What can you say NO to in your teaching?

Why Teaching on Purpose

In my professional life I have a lot of doorway conversations with other academics, in an almost lewd manner, discussing what we do when we teach. I don’t mean like the large stuff. I’m talking about the small, everyday, boring dumb stuff that you don’t think about. Like the type of music they play in class or what they wear to work.

I started teaching by accident.  I found myself teaching mostly because I wanted as a librarian to help people, and in academia that means helping students, and the best way to help students is to teach them. After a certain point of doing things accidentally, it’s important to think about doing things on purpose, moving in a specific direction with specific intent. It’s important not to sneak, but to stride.

This blog is called Teaching On Purpose. It is a double meaning: one meaning is the need for more responsible teaching and learning, meaning ethical, sustainable, and purpose-driving teaching. But it also reflects an intent. Too often librarians end up teaching on accident. At some point in the information instruction game, we knew we wanted a seat at the table, and we wanted students to become more information literate, and the most logical way was for us to get into the classrooms and make it happen. We’re not unique in this. I think many academics didn’t plan to teach, but found that teaching was the best way to impact lives, to do life-giving research, to find their intellectual niche.

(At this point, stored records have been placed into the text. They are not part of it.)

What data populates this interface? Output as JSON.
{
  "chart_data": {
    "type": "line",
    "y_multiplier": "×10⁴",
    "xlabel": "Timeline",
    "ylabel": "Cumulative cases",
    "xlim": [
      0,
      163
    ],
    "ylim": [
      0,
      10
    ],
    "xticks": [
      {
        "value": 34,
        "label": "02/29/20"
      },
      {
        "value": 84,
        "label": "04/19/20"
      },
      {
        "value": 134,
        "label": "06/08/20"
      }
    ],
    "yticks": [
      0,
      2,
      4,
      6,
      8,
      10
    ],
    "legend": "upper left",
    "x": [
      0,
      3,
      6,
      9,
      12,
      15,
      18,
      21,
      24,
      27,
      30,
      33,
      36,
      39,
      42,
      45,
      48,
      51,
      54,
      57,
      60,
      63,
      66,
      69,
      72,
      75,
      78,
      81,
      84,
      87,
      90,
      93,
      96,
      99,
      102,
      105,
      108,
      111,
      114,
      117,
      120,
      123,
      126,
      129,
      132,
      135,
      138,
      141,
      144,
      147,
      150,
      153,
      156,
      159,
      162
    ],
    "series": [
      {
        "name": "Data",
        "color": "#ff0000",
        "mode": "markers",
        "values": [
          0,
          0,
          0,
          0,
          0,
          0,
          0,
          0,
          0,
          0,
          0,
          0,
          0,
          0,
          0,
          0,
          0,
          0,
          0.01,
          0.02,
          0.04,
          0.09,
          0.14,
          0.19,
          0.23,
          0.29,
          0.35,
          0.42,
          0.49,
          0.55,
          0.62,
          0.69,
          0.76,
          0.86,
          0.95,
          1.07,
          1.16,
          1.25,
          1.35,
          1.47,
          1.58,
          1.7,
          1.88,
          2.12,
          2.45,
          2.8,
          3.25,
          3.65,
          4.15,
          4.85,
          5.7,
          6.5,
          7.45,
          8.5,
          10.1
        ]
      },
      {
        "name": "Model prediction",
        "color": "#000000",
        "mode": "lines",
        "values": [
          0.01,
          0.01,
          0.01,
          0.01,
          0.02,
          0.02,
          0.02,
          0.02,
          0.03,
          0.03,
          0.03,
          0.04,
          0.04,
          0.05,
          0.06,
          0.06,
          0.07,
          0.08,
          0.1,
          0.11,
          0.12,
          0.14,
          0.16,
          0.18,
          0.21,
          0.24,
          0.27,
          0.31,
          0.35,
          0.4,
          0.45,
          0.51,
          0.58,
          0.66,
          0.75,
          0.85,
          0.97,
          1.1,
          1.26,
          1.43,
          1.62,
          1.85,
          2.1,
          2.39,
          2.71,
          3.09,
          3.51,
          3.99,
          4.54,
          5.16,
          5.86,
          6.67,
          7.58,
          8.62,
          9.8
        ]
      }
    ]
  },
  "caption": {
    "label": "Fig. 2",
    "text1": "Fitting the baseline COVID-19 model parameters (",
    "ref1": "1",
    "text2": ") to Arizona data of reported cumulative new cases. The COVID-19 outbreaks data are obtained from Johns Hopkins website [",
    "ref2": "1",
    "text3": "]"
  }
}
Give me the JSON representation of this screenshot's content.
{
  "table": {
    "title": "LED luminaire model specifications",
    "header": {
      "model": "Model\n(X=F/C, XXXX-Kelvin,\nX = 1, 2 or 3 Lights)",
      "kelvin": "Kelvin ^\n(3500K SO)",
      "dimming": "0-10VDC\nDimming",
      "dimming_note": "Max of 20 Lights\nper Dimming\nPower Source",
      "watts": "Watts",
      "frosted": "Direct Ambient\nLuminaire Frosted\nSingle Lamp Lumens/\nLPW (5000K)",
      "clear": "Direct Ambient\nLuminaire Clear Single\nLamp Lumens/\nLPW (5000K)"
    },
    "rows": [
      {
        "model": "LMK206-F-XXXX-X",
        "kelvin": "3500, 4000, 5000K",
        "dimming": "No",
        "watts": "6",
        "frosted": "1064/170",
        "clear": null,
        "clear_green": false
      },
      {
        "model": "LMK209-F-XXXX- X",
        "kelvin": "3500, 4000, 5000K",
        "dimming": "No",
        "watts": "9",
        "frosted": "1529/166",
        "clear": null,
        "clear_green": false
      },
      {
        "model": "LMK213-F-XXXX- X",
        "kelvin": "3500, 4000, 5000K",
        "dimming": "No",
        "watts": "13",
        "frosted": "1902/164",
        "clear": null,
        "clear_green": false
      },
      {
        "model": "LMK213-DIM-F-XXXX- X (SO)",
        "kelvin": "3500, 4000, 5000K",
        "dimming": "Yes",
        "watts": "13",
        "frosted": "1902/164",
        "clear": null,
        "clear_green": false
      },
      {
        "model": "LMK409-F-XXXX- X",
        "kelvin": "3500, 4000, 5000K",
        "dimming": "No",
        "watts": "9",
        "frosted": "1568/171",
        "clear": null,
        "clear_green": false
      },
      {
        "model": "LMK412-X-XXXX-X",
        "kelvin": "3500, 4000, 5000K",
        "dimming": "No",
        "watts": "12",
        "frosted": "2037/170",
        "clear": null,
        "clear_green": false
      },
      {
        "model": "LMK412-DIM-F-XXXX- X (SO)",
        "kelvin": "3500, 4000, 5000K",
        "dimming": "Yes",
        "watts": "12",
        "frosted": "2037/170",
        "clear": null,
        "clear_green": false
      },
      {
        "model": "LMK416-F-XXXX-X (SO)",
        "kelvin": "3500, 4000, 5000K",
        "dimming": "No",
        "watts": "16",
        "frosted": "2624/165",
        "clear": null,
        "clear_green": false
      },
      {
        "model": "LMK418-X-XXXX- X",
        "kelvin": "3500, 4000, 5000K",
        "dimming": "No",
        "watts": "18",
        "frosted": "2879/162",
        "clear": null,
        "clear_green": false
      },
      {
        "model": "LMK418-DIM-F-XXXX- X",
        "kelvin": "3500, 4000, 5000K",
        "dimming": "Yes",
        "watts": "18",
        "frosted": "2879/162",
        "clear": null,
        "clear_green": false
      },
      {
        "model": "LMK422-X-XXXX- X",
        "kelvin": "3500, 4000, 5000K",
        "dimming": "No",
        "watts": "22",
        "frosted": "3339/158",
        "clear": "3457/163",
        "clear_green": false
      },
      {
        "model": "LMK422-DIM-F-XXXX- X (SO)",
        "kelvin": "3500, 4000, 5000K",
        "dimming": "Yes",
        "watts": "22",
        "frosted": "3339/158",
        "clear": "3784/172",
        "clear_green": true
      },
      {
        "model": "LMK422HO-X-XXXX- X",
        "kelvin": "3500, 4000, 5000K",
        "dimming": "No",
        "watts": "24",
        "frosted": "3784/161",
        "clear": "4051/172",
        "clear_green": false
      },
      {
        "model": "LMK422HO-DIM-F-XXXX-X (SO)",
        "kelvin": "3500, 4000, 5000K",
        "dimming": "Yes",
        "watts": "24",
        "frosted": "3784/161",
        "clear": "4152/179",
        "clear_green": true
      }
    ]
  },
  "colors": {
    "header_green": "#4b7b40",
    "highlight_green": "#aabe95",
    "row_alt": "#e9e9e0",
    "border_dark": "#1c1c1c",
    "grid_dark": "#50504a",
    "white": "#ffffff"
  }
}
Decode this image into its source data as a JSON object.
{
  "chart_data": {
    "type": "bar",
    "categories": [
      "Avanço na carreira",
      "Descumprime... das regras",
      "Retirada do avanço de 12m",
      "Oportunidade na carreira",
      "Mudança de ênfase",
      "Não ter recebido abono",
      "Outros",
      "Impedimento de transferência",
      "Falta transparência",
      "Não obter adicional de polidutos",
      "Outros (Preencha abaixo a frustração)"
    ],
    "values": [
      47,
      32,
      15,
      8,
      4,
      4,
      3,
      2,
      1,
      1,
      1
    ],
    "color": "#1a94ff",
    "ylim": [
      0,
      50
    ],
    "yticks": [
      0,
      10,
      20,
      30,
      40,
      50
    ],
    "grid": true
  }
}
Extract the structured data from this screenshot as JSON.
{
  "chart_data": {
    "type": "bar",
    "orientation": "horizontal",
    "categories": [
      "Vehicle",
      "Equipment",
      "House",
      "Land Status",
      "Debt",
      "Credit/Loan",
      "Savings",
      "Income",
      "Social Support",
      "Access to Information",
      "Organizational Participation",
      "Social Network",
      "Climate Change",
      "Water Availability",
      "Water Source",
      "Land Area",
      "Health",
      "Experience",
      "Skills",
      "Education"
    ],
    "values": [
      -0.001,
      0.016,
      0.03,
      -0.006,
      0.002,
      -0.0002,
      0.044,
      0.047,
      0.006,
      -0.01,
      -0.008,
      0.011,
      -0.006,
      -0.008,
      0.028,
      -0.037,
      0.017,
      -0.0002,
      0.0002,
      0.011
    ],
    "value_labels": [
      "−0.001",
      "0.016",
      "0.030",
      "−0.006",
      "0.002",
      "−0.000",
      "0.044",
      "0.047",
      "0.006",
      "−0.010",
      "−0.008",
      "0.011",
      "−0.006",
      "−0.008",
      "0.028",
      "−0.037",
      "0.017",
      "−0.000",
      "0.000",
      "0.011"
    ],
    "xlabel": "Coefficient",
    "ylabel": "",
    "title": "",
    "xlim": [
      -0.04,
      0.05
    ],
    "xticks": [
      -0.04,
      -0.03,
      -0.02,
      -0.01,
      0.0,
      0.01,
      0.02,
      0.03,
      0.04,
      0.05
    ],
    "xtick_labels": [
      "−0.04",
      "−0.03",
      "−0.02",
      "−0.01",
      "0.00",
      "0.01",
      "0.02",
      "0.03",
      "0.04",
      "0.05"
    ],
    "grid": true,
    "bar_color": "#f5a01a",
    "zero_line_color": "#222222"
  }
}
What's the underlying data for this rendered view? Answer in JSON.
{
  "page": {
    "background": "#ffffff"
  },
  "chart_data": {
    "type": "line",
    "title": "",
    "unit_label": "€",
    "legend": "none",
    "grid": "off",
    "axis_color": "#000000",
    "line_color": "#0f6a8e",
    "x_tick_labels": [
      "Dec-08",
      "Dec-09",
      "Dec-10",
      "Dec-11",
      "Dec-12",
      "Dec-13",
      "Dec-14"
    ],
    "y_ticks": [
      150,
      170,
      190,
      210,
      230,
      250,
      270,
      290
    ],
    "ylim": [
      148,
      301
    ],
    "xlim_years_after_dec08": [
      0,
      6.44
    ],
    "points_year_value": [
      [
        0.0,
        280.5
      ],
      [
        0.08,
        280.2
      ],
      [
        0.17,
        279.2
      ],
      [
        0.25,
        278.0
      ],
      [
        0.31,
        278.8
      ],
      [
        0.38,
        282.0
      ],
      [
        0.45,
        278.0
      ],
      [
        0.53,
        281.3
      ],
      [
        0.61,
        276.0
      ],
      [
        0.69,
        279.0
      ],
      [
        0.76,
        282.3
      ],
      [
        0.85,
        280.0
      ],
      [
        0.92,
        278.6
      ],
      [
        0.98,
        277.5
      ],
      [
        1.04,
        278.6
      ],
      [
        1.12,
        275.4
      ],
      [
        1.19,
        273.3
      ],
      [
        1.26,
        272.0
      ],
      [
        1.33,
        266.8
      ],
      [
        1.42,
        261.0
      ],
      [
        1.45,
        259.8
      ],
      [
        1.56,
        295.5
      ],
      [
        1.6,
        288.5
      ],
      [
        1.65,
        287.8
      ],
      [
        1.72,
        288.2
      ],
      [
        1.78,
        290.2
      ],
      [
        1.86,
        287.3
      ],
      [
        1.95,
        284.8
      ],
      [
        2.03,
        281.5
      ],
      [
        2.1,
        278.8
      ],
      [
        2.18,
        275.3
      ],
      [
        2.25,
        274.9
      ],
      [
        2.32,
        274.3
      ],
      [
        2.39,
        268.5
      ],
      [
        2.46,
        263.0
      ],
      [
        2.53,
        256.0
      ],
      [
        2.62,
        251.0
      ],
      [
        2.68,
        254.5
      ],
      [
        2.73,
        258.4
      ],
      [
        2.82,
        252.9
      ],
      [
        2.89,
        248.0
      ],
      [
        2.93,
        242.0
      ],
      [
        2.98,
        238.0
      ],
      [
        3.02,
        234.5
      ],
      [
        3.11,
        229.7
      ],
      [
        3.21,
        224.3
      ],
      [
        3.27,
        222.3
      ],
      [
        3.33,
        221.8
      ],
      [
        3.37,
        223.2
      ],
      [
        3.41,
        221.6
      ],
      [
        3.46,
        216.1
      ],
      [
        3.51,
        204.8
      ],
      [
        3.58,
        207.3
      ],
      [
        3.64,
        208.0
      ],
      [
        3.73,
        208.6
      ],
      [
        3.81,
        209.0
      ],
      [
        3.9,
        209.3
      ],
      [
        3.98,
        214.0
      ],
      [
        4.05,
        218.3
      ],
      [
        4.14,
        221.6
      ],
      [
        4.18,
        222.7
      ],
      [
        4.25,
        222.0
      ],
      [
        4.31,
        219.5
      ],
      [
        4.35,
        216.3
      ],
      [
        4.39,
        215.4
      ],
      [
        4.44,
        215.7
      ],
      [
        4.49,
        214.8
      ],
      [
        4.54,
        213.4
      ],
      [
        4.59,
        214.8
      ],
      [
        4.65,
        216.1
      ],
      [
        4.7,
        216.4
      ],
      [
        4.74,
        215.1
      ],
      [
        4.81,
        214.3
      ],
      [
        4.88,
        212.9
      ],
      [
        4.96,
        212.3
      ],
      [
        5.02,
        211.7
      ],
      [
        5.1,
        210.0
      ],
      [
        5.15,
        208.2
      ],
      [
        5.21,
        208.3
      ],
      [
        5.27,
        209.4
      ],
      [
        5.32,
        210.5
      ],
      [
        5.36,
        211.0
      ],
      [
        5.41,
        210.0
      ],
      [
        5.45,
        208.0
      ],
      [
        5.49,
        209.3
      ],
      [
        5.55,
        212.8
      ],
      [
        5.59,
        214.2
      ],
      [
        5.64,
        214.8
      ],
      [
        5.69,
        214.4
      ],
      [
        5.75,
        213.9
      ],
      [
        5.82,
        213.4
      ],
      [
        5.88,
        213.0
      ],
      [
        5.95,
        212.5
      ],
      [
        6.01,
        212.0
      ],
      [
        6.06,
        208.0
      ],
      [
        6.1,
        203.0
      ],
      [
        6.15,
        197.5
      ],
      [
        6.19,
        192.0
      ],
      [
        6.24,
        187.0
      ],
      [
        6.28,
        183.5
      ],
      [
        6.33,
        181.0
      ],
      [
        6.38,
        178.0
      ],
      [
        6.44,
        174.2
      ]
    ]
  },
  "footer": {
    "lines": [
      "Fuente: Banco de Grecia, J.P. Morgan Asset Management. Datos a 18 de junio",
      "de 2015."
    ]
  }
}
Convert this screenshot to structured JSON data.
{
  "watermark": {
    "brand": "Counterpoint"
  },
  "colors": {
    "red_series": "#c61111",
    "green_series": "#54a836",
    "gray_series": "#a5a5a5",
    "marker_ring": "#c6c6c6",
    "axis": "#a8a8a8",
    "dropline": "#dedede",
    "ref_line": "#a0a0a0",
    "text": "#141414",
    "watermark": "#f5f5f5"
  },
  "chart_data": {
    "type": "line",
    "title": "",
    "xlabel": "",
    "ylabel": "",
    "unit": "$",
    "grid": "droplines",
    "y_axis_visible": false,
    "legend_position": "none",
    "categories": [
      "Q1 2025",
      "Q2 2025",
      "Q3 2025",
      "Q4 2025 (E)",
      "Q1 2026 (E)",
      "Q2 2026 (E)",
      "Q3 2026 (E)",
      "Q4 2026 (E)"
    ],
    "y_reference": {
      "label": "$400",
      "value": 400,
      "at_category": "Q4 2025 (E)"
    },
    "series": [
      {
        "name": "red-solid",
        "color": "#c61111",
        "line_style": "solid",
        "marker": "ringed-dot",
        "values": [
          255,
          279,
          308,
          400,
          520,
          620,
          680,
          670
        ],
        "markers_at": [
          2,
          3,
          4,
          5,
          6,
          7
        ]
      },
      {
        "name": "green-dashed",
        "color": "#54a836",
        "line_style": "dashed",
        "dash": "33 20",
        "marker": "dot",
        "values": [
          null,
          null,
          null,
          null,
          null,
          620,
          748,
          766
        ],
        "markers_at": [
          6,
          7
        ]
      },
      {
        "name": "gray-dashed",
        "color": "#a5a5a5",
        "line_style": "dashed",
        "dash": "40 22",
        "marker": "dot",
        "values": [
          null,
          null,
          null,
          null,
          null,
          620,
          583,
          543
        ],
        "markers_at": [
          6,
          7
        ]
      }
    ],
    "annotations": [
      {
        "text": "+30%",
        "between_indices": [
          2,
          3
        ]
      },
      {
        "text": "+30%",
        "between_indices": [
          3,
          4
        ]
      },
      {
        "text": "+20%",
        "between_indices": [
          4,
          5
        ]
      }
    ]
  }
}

If we want to make real impacts through our teaching, we have to do it on purpose. Teaching purpose isn’t all the high things, it can also be the small things, the thing that you don’t do on purpose at first but then you stumble on it after a while and it just makes sense. It’s important that we find ourselves here. It’s the series of practices that makes us whole. To teach on purpose is the easiest method to a means. It’s not just because it seemed like a good idea at the time, but because it’s important, we’re important, and our students are important.

I don’t want to do things on accident so I have conversations in the hallways. I already write quite a bit for librarians, but I feel like most of my writing is often at the end of projects, and includes large, more serious questions. These aren’t conversations that are fully formed enough that you could “discover” them and publish in a scholarly journal. And they don’t really carry meaning that I would feel comfortable traveling to a conference just to share them. When I talk about teaching, I talk a lot about those things, but those conversations, because they are spoken, are often very ethereal. So I decided to start this blog. This blog is about the small little bits of intentional teaching that happen every day.